Acetohydroxy acid synthase isozyme III (AHAS III) from Escherichia coli is composed of large and small subunits (encoded by the genes ilvI and ilvH) in an alpha 2 beta 2 structure. The large (61-kDa) subunit apparently contains the catalytic machinery of the enzyme, while the small (17-kDa) subunit is required for specific stabilization of the active conformation of the large subunit as well as for valine sensitivity. The interaction between subunits has been studied by using purified enzyme and extracts containing subcloned subunits. The association between large and small subunits is reversible, with a dissociation constant sufficiently high to have important experimental consequences: the activity of the enzyme shows a concentration dependence curve which is concave upward, and this dependence becomes linear upon the addition of excess large or small subunits. We estimate that at a concentration of 10(-7) M for each subunit (7 micrograms of enzyme ml-1), the large subunits are only half associated as the I2H2 active holoenzyme. This dissociation constant is high enough to cause underestimation of the activity of AHAS III in bacterial extracts. The true activity of this isozyme in extracts is observed in the presence of excess small subunits, which maintain the enzyme in its associated form. Reexamination of an E. coli K-12 ilvBN+ ilvIH+ strain grown in glucose indicates that AHAS III is the major isozyme expressed. As an excess of small subunits does not influence the apparent Ki for valine inhibition of the purified enzyme, it is likely that valine binds to and inhibits I2H2 rather than inducing dissociation. AHAS I and II seem to show a much lower tendency to dissociate than does AHAS III.

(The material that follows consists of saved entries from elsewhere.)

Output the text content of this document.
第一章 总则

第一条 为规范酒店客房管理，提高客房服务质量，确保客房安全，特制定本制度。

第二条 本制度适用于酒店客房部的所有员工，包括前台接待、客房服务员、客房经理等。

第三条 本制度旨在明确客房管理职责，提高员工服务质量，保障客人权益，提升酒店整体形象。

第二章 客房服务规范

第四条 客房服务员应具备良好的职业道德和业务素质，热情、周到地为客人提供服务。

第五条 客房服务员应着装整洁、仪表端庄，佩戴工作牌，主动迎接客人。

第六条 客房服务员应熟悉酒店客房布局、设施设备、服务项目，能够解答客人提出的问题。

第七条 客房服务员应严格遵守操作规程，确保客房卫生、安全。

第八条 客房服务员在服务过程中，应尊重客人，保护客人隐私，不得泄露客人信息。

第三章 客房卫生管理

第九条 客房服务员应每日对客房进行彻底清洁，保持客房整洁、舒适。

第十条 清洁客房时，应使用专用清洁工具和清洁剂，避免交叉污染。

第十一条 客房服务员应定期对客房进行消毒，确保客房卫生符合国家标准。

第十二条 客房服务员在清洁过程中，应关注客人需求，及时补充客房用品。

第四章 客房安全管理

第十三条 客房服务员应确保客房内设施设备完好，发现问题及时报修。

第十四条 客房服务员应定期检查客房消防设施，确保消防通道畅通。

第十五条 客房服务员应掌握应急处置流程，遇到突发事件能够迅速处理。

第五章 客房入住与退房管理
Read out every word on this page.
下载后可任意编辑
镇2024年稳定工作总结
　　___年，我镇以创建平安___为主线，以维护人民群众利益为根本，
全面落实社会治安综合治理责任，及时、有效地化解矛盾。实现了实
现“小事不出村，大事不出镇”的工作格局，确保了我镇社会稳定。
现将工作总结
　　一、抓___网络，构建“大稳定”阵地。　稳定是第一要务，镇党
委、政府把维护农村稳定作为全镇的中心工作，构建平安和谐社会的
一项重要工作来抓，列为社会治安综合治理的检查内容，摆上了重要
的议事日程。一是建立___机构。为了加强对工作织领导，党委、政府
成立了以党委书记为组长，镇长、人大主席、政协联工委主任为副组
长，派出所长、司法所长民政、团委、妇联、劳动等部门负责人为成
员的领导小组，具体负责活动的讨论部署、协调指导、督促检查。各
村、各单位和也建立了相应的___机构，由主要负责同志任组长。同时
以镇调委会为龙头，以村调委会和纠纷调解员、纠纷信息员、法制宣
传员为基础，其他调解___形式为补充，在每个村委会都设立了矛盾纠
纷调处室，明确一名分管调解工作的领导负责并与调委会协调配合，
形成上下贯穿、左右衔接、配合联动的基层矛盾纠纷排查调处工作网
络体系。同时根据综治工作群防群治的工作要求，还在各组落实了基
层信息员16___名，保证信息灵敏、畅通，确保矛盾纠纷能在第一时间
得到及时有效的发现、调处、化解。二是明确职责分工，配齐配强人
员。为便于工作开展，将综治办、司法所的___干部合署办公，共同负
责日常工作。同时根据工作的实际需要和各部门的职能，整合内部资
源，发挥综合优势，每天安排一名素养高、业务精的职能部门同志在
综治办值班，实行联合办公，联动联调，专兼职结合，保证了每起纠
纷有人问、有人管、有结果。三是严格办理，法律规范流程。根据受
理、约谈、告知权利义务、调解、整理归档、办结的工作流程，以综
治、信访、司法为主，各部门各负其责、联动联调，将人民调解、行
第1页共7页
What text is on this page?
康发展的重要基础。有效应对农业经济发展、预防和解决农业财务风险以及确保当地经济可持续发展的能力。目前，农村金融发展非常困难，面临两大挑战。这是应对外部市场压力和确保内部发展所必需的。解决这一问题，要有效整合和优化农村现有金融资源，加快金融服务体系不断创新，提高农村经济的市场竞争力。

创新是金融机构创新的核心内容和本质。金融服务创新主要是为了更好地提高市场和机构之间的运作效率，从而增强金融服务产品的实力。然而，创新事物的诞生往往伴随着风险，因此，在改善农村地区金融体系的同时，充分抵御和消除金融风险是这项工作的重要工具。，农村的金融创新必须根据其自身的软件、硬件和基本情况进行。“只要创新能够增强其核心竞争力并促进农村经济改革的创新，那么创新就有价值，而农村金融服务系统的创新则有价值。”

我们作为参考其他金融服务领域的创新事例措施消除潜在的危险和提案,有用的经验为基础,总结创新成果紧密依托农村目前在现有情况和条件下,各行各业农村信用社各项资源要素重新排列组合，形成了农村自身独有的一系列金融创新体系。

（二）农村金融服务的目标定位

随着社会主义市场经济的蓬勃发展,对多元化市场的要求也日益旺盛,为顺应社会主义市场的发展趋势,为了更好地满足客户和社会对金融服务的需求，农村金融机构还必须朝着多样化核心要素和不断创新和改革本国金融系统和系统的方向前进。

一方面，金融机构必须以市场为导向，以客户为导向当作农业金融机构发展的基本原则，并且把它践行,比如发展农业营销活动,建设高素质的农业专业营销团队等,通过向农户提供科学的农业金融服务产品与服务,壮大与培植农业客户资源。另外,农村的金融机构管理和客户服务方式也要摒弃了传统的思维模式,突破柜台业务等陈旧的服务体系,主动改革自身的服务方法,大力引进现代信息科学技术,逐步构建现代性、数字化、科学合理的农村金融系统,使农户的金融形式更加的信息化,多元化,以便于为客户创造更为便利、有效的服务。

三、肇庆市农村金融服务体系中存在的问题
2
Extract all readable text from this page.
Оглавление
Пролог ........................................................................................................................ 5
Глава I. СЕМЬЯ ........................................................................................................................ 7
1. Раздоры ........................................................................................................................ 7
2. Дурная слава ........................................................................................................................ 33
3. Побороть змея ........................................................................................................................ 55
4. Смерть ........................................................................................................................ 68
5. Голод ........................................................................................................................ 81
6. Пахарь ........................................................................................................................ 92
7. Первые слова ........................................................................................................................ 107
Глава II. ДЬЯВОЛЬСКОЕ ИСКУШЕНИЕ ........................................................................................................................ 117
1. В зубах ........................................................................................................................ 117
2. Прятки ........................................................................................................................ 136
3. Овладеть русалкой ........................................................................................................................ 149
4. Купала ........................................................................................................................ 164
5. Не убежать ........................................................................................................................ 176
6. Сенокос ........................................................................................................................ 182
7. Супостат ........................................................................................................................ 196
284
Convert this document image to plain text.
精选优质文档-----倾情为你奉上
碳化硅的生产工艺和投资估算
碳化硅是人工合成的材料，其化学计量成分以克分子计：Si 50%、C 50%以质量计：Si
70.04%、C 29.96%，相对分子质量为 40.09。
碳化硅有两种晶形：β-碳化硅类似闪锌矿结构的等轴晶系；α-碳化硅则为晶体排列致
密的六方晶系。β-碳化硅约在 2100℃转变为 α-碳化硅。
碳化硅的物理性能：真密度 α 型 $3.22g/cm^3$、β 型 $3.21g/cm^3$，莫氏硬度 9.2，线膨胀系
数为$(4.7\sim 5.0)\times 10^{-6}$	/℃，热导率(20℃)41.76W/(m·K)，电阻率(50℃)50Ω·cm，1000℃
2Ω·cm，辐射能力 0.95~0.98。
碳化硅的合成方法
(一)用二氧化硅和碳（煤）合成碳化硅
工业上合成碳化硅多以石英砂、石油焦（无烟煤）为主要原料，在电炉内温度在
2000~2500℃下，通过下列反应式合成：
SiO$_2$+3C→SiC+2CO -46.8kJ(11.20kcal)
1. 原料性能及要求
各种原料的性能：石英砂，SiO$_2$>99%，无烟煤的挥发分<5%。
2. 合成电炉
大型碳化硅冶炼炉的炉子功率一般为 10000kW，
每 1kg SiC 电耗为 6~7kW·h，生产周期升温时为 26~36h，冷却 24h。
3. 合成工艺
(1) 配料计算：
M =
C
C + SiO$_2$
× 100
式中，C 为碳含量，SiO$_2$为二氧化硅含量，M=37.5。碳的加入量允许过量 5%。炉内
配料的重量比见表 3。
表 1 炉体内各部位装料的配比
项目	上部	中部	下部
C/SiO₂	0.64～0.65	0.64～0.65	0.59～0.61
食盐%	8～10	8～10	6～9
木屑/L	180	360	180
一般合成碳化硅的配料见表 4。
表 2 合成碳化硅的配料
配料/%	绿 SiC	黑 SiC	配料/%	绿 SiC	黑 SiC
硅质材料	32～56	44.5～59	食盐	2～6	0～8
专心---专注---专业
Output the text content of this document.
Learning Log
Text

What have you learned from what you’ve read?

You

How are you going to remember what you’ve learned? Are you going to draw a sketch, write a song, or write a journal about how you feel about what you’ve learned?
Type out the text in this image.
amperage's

O, W, C S, DM C, Z B.  1992.  Properties of subcloned subunits of bacterial acetohydroxy acid synthases. J Bacteriol. AbstractWebsite

The acetohydroxy acid synthase (AHAS) isozymes from enterobacteria are each composed of a large and small subunit in an alpha 2 beta 2 structure. It has been generally accepted that the large (ca. 60-kDa) subunits are catalytic, while the small ones are regulatory. In order to further characterize the roles of the subunits as well as the nature and the specificities of their interactions, we have constructed plasmids encoding the large or small subunits of isozymes AHAS I and AHAS III, each with limited remnants of the other peptide. The catalytic properties of the large subunits have been characterized and compared with those of extracts containing the intact enzyme or of purified enzymes. Antisera to the isolated subunits have been used in Western blot (immunoblot) analyses for qualitative and semiquantitative determinations of the presence of the polypeptides in extracts. The large subunits of AHAS isozymes I and III have lower activities than the intact enzymes: Vmax/Km is 20 to 50 times lower in both cases. However, for AHAS I, most of this difference is due to the raised Km of the large subunit alone, while for AHAS III, it is due to a lowered Vmax. The substrate specificities, R, of large subunits are close to those of the intact enzymes. The catalytic activity of the large subunits of AHAS I is dependent on flavin adenine dinucleotide (FAD), as is that of the intact enzyme, although the apparent affinities of the large subunits alone for FAD are 10-fold lower. Isolated subunits are insensitive to valine inhibition. Nearly all of the properties of the intact AHAS isozyme I or III can be reconstituted by mixing extracts containing the respective large and small subunits. The mixing of subunits from different enzymes does not lead to activation of the large subunits. It is concluded that the catalytic machinery of these AHAS isozymes is entirely contained within the large subunits. The small subunits are required, however, for specific stabilization of an active conformation of the large subunits as well as for value sensitivity.